Arras is one of the few towns in France to have preserved an urban ensemble as coherent and striking as its twin squares - the Grand-Place and the Place des Héros - lined with one hundred and fifty-five listed Flemish Baroque facades. This building is one of the most outstanding examples of this exceptional heritage, protected since the very first classification order was issued after the First World War, in 1919, when the town was still recovering from its ruins. What makes this building truly unique is that it bears witness to a meticulous reconstruction - virtually identical - of a medieval and Baroque urban fabric that was almost entirely destroyed by German bombardment between 1914 and 1918. Arras suffered one of the most devastating bombardments of the war, and its stone-by-stone rebirth is one of the most remarkable architectural feats of twentieth-century France. To visit this building is to read two stories at once: that of Flemish merchant prosperity under the Ancien Régime, and that of a heroic reconstruction driven by the collective will of a battered city. The visitor experience is first and foremost one of immersion in Northern Baroque town planning. From the limestone arcades on the ground floor, the eye naturally wanders upwards to the upper floors, which are punctuated by pilasters, elaborate dormer windows and scrolled gables typical of the civil architecture of the former Spanish Netherlands. The light from the north, grazing and golden at the end of the day, reveals the finesse of the sculpted ornamentation and the quality of the local limestone. The surrounding setting amplifies this impression: the two squares of Arras form a coherent setting where this building interacts with its neighbours in a rare harmony. The cafés sheltered under the arches, the weekly markets and the daily hustle and bustle recreate something of the atmosphere of the old wool and woad fairs that made the town's fortune in the late Middle Ages.

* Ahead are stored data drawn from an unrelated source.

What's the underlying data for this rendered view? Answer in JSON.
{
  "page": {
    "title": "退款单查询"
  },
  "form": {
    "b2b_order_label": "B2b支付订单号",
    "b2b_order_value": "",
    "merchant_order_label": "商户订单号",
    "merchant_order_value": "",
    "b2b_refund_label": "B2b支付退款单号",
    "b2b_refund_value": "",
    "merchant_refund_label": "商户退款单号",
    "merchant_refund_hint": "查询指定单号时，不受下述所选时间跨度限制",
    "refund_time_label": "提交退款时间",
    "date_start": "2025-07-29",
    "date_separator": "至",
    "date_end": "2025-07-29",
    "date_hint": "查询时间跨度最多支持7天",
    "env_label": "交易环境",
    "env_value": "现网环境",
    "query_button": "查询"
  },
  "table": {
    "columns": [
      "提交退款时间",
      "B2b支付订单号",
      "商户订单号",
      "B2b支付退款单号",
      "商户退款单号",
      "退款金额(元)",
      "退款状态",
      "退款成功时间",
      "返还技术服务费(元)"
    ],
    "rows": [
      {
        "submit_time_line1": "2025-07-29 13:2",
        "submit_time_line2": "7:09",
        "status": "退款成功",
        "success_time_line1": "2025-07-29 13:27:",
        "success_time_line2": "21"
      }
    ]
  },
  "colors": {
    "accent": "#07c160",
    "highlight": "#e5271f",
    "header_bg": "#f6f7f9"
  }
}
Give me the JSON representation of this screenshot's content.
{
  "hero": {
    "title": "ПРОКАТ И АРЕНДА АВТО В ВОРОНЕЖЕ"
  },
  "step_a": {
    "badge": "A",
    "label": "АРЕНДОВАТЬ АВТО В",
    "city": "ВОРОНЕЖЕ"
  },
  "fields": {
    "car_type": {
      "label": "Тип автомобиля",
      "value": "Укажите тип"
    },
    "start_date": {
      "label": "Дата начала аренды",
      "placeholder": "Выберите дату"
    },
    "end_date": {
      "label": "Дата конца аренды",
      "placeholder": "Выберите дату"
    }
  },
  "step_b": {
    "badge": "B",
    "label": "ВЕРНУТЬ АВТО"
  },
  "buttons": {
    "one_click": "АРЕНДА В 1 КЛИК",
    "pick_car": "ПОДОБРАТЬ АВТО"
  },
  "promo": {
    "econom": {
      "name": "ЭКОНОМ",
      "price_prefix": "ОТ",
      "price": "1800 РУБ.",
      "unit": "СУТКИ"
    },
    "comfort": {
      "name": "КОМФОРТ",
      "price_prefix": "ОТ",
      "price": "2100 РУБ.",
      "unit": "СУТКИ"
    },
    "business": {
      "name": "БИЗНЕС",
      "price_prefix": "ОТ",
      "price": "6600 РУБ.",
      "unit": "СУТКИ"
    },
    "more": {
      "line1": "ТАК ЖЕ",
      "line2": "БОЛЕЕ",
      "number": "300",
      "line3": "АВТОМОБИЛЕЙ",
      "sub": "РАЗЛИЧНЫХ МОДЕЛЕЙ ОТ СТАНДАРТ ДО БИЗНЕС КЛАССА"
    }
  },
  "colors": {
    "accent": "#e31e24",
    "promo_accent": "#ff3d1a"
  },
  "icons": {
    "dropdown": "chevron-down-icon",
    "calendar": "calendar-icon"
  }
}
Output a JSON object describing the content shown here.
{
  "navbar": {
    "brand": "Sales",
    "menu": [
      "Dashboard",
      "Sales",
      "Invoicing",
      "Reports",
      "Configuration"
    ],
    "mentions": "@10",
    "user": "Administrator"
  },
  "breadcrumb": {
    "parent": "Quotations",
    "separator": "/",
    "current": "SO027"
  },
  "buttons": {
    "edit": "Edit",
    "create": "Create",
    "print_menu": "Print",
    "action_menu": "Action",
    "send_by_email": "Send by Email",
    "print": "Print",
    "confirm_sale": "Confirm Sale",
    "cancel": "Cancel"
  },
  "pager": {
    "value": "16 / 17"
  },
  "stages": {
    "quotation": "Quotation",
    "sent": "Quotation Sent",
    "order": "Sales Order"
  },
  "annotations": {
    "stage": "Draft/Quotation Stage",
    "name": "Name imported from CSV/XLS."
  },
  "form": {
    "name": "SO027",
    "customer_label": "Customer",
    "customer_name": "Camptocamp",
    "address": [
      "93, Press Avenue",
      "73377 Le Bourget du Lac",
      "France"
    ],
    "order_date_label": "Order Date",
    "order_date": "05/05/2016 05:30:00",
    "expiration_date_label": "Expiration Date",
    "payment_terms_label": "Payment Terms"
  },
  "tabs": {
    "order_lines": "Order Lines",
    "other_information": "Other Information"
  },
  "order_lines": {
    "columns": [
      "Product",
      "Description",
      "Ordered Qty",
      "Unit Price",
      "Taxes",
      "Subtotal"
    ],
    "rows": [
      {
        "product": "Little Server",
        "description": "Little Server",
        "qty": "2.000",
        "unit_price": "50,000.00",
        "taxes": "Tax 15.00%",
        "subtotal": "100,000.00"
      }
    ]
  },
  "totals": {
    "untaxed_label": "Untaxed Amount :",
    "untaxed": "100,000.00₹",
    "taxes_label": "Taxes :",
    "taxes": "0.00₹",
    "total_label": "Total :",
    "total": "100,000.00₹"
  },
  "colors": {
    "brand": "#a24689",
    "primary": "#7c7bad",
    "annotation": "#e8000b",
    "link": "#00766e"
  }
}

The building is in keeping with the architectural vocabulary of Flemish Baroque as it developed in the former Spanish Netherlands in the 16th and 17th centuries. The façade, built of white Hainaut limestone - a fine, resistant stone that gives the squares of Arras their characteristic golden hue - extends over several bays punctuated by superimposed classical pilasters. The ground floor opens onto semi-circular arches resting on sturdy columns, forming the continuous covered passageway that runs the length of the squares and is the urban signature of Arras. The upper storeys are punctuated by windows with moulded frames, topped with keys carved with plant motifs or masks. The composition culminates in a gable with redents and volutes characteristic of the Northern Baroque style, pierced by a dormer window that catches the grazing light from the north. The blue slate roofs contribute to the overall chromatic harmony. Inside, the layout follows the typical layout of Arras trading houses: a deep ground floor for commercial purposes, giving access to the vaulted cellars - a probable vestige of an earlier medieval layout - and residential floors served by an internal staircase with a wrought-iron banister. The quality of the materials and the care taken with the exterior ornamental details bear witness to the high social standing of its original patrons.
Immeuble is located in Arras, Pas-de-Calais department, Hauts-de-France region, France.
Immeuble dates back to a period built during the Renaissance (16th century).
Immeuble is currently closed to visitors.